Radiocarbon (14C) ages of acetogenic lipid biomarkers such as n-alkanes represent a powerful tool to track carbon-cycle turnover times in a range of environments including soils, fluvially exported sediments, and marine sediments. However, the fidelity of this approach requires that biomarker 14C ages accurately reflect the time that has passed since biosynthesis and are not complicated by issues such as isotope fractionation. Reported 14C ages are thus always corrected for mass-dependent fractionation using a 14C/13C mass law, b, of 2.0. However, anomalous deviations from mass dependence could theoretically lead to biases in measured 14C ages, particularly for compounds such as acetogenic lipids that undergo large 13C fractionations.

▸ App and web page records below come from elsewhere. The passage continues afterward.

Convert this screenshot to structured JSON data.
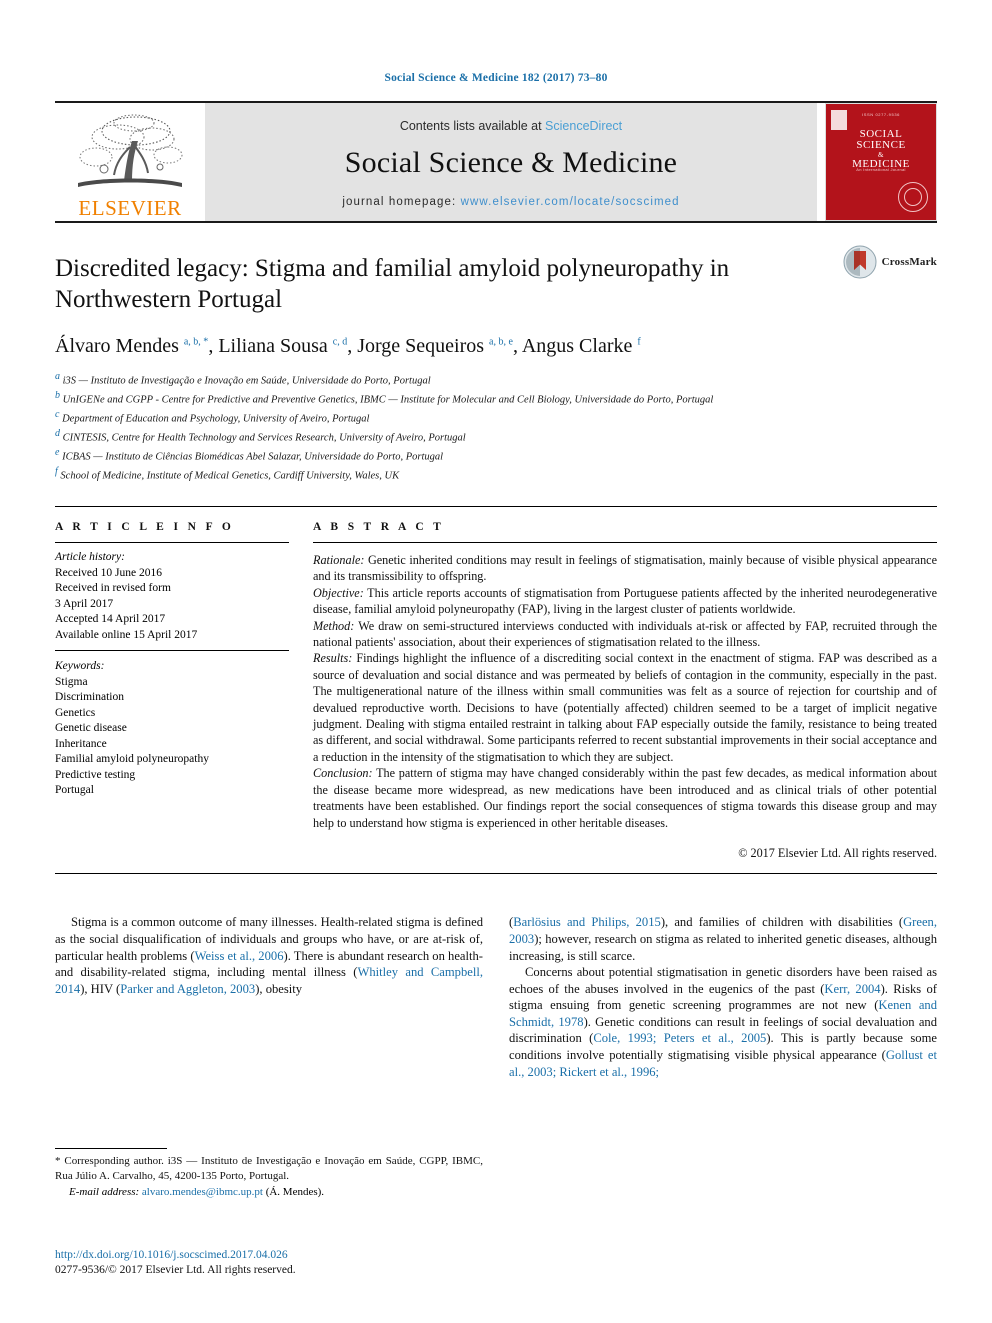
{
  "running_head": "Social Science & Medicine 182 (2017) 73–80",
  "masthead": {
    "publisher_name": "ELSEVIER",
    "contents_prefix": "Contents lists available at ",
    "contents_link": "ScienceDirect",
    "journal_title": "Social Science & Medicine",
    "homepage_prefix": "journal homepage: ",
    "homepage_url": "www.elsevier.com/locate/socscimed",
    "cover": {
      "top_label": "ISSN 0277-9536",
      "line1": "SOCIAL",
      "line2": "SCIENCE",
      "amp": "&",
      "line3": "MEDICINE",
      "subtitle": "An International Journal"
    },
    "link_color": "#4a9fd4",
    "band_color": "#e3e3e3",
    "cover_color": "#b3131b",
    "elsevier_orange": "#f08000"
  },
  "article": {
    "title": "Discredited legacy: Stigma and familial amyloid polyneuropathy in Northwestern Portugal",
    "crossmark_label": "CrossMark",
    "authors_html": "Álvaro Mendes <sup>a, b, *</sup>, Liliana Sousa <sup>c, d</sup>, Jorge Sequeiros <sup>a, b, e</sup>, Angus Clarke <sup>f</sup>",
    "affiliations": [
      {
        "marker": "a",
        "text": "i3S — Instituto de Investigação e Inovação em Saúde, Universidade do Porto, Portugal"
      },
      {
        "marker": "b",
        "text": "UnIGENe and CGPP - Centre for Predictive and Preventive Genetics, IBMC — Institute for Molecular and Cell Biology, Universidade do Porto, Portugal"
      },
      {
        "marker": "c",
        "text": "Department of Education and Psychology, University of Aveiro, Portugal"
      },
      {
        "marker": "d",
        "text": "CINTESIS, Centre for Health Technology and Services Research, University of Aveiro, Portugal"
      },
      {
        "marker": "e",
        "text": "ICBAS — Instituto de Ciências Biomédicas Abel Salazar, Universidade do Porto, Portugal"
      },
      {
        "marker": "f",
        "text": "School of Medicine, Institute of Medical Genetics, Cardiff University, Wales, UK"
      }
    ]
  },
  "article_info": {
    "heading": "A R T I C L E   I N F O",
    "history_label": "Article history:",
    "history": [
      "Received 10 June 2016",
      "Received in revised form",
      "3 April 2017",
      "Accepted 14 April 2017",
      "Available online 15 April 2017"
    ],
    "keywords_label": "Keywords:",
    "keywords": [
      "Stigma",
      "Discrimination",
      "Genetics",
      "Genetic disease",
      "Inheritance",
      "Familial amyloid polyneuropathy",
      "Predictive testing",
      "Portugal"
    ]
  },
  "abstract": {
    "heading": "A B S T R A C T",
    "sections": [
      {
        "label": "Rationale:",
        "text": " Genetic inherited conditions may result in feelings of stigmatisation, mainly because of visible physical appearance and its transmissibility to offspring."
      },
      {
        "label": "Objective:",
        "text": " This article reports accounts of stigmatisation from Portuguese patients affected by the inherited neurodegenerative disease, familial amyloid polyneuropathy (FAP), living in the largest cluster of patients worldwide."
      },
      {
        "label": "Method:",
        "text": " We draw on semi-structured interviews conducted with individuals at-risk or affected by FAP, recruited through the national patients' association, about their experiences of stigmatisation related to the illness."
      },
      {
        "label": "Results:",
        "text": " Findings highlight the influence of a discrediting social context in the enactment of stigma. FAP was described as a source of devaluation and social distance and was permeated by beliefs of contagion in the community, especially in the past. The multigenerational nature of the illness within small communities was felt as a source of rejection for courtship and of devalued reproductive worth. Decisions to have (potentially affected) children seemed to be a target of implicit negative judgment. Dealing with stigma entailed restraint in talking about FAP especially outside the family, resistance to being treated as different, and social withdrawal. Some participants referred to recent substantial improvements in their social acceptance and a reduction in the intensity of the stigmatisation to which they are subject."
      },
      {
        "label": "Conclusion:",
        "text": " The pattern of stigma may have changed considerably within the past few decades, as medical information about the disease became more widespread, as new medications have been introduced and as clinical trials of other potential treatments have been established. Our findings report the social consequences of stigma towards this disease group and may help to understand how stigma is experienced in other heritable diseases."
      }
    ],
    "copyright": "© 2017 Elsevier Ltd. All rights reserved."
  },
  "body": {
    "left_column": [
      {
        "indent": true,
        "parts": [
          {
            "type": "text",
            "value": "Stigma is a common outcome of many illnesses. Health-related stigma is defined as the social disqualification of individuals and groups who have, or are at-risk of, particular health problems ("
          },
          {
            "type": "cit",
            "value": "Weiss et al., 2006"
          },
          {
            "type": "text",
            "value": "). There is abundant research on health- and disability-related stigma, including mental illness ("
          },
          {
            "type": "cit",
            "value": "Whitley and Campbell, 2014"
          },
          {
            "type": "text",
            "value": "), HIV ("
          },
          {
            "type": "cit",
            "value": "Parker and Aggleton, 2003"
          },
          {
            "type": "text",
            "value": "), obesity"
          }
        ]
      }
    ],
    "right_column": [
      {
        "indent": false,
        "parts": [
          {
            "type": "text",
            "value": "("
          },
          {
            "type": "cit",
            "value": "Barlösius and Philips, 2015"
          },
          {
            "type": "text",
            "value": "), and families of children with disabilities ("
          },
          {
            "type": "cit",
            "value": "Green, 2003"
          },
          {
            "type": "text",
            "value": "); however, research on stigma as related to inherited genetic diseases, although increasing, is still scarce."
          }
        ]
      },
      {
        "indent": true,
        "parts": [
          {
            "type": "text",
            "value": "Concerns about potential stigmatisation in genetic disorders have been raised as echoes of the abuses involved in the eugenics of the past ("
          },
          {
            "type": "cit",
            "value": "Kerr, 2004"
          },
          {
            "type": "text",
            "value": "). Risks of stigma ensuing from genetic screening programmes are not new ("
          },
          {
            "type": "cit",
            "value": "Kenen and Schmidt, 1978"
          },
          {
            "type": "text",
            "value": "). Genetic conditions can result in feelings of social devaluation and discrimination ("
          },
          {
            "type": "cit",
            "value": "Cole, 1993; Peters et al., 2005"
          },
          {
            "type": "text",
            "value": "). This is partly because some conditions involve potentially stigmatising visible physical appearance ("
          },
          {
            "type": "cit",
            "value": "Gollust et al., 2003; Rickert et al., 1996;"
          }
        ]
      }
    ]
  },
  "footnotes": {
    "corresponding_marker": "*",
    "corresponding_text": " Corresponding author. i3S — Instituto de Investigação e Inovação em Saúde, CGPP, IBMC, Rua Júlio A. Carvalho, 45, 4200-135 Porto, Portugal.",
    "email_label": "E-mail address:",
    "email": "alvaro.mendes@ibmc.up.pt",
    "email_suffix": " (Á. Mendes)."
  },
  "footer": {
    "doi": "http://dx.doi.org/10.1016/j.socscimed.2017.04.026",
    "issn_line": "0277-9536/© 2017 Elsevier Ltd. All rights reserved."
  }
}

Here, I test this possibility by estimating kinetic and equilibrium mass laws for various processes involved in acetogenic lipid biosynthesis using simple approximations and more robust computational chemistry methods. I find that kinetic b values range from 1.890 to 1.995 and that equilibrium b values for several chain elongation steps range from 1.856 to 1.880, consistent with previous results for other chemical and biological processes. In contrast, complex reaction networks may lead to large expressed b values, but only when net ln(13α)→0. Combined, these results imply maximum 14C age offsets due to biosynthetic fractionation of ~20 to 40 yr. Biomarker 14C ages are therefore robust to biosynthetic isotope fractionation and can be confidently interpreted to reflect carbon-cycle turnover times.